In this high-stakes game, the risks to other lines of business are major. Already, concerns are growing that the Bear situation may be spilling over to junk bonds and leveraged loans—two red-hot markets that have kept leveraged buyouts booming and generated big profits for big banks. An index of leveraged loans has fallen 2% the past two weeks. Junk bonds are down as well. Steven C. Miller, managing director of Standard & Poor's LCD, a loan market research service, says that for the first time in two years, investment bankers have had to issue "bridge" or back-up financing for an LBO after running into difficulty selling junk bonds to fund the deal. LBO firms are going back and offering investors higher yields and better protections to raise money for pending buyouts such as the one for retailer ServiceMaster Co. (SVM ), owner of Terminix and Merry Maids. "There's a much more sober view in the leveraged finance market right now," says Miller.

For all the pressure on CDOs, though, a crisis hasn't yet been touched off. Some observers are downplaying the significance of the hedge fund blowup to Bear Stearns' bottom line. Roger Freeman, an analyst at Lehman Brothers Inc. (LEH ), says in a June 26 research note that the matter will not have "a meaningful impact on Bear's earnings." Likewise, Miller of S&P LCD predicts that, for all the consternation over Bear, the LBO pace will only slow, not stop. CIBC, meanwhile, rejects suggestions that it could be the next firm to tumble. The assumptions about its subprime exposure "are simply not true," says bank spokesman Stephen Forbes. Paribas declined to comment.
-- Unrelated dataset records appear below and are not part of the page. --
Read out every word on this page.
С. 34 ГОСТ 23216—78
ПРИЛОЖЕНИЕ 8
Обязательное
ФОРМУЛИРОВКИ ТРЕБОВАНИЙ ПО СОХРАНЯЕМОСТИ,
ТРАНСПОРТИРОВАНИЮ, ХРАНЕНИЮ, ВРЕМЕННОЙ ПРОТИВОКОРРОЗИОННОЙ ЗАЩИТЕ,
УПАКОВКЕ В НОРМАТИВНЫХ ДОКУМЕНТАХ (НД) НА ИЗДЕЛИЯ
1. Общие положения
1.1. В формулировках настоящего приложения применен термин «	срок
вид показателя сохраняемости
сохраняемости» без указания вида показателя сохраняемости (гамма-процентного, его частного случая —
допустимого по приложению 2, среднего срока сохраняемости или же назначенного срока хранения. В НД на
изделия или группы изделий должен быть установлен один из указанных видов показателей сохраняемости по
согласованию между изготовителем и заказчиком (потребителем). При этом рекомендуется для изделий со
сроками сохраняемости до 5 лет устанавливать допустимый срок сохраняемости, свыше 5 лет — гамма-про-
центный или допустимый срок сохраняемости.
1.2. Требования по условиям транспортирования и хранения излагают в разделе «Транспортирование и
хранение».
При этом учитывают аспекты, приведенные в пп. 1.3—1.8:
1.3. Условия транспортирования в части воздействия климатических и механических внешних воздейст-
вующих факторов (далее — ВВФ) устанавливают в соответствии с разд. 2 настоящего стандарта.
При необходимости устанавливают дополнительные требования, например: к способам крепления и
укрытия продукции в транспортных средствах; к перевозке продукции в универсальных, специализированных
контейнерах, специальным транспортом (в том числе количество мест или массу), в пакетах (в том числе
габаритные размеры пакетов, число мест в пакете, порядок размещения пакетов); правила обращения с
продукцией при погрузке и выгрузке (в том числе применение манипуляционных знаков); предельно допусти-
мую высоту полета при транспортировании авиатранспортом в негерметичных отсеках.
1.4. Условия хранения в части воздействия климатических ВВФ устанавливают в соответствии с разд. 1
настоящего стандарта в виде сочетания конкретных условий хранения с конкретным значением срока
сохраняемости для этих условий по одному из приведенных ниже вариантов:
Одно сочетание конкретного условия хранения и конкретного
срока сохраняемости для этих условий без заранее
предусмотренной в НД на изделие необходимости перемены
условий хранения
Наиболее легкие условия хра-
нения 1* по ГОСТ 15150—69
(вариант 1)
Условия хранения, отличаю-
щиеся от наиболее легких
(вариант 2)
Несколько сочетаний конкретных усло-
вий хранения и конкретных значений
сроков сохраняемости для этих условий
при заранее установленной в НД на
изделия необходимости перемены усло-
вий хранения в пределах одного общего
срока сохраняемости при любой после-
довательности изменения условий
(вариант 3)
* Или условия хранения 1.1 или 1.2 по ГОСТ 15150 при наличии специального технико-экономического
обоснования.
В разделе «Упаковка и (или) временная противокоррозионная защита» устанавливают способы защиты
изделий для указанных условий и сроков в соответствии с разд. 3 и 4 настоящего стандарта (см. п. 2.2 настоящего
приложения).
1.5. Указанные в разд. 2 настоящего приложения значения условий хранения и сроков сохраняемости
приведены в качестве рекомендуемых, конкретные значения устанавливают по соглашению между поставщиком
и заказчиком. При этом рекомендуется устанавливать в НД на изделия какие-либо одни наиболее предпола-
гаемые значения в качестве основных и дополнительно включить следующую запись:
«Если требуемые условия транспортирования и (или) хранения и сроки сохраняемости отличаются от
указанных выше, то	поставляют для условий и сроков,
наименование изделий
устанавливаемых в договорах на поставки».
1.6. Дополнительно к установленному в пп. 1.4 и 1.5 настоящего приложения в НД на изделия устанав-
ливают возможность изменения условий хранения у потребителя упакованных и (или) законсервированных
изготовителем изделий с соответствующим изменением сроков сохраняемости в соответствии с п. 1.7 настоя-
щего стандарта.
Wall Street's strategy from here will be to try to maintain the status quo, putting out new fires quickly. "They are hoping to buy themselves as much time as possible," says James Melcher, founder of Balestra Capital, a hedge fund. "The game could work out if the top dozen firms get together to hold the market and gradually deflate it over time."

But the prospect of a meltdown is on everyone's mind. On June 26, UBS (UBS ) analysts held a conference call with money managers to review the Bear situation. "There's a search for contagion going on," says Douglas J. Lucas, a UBS analyst on the call. "I've talked to people from as far away as Australia." Everyone is watching to see who might blink.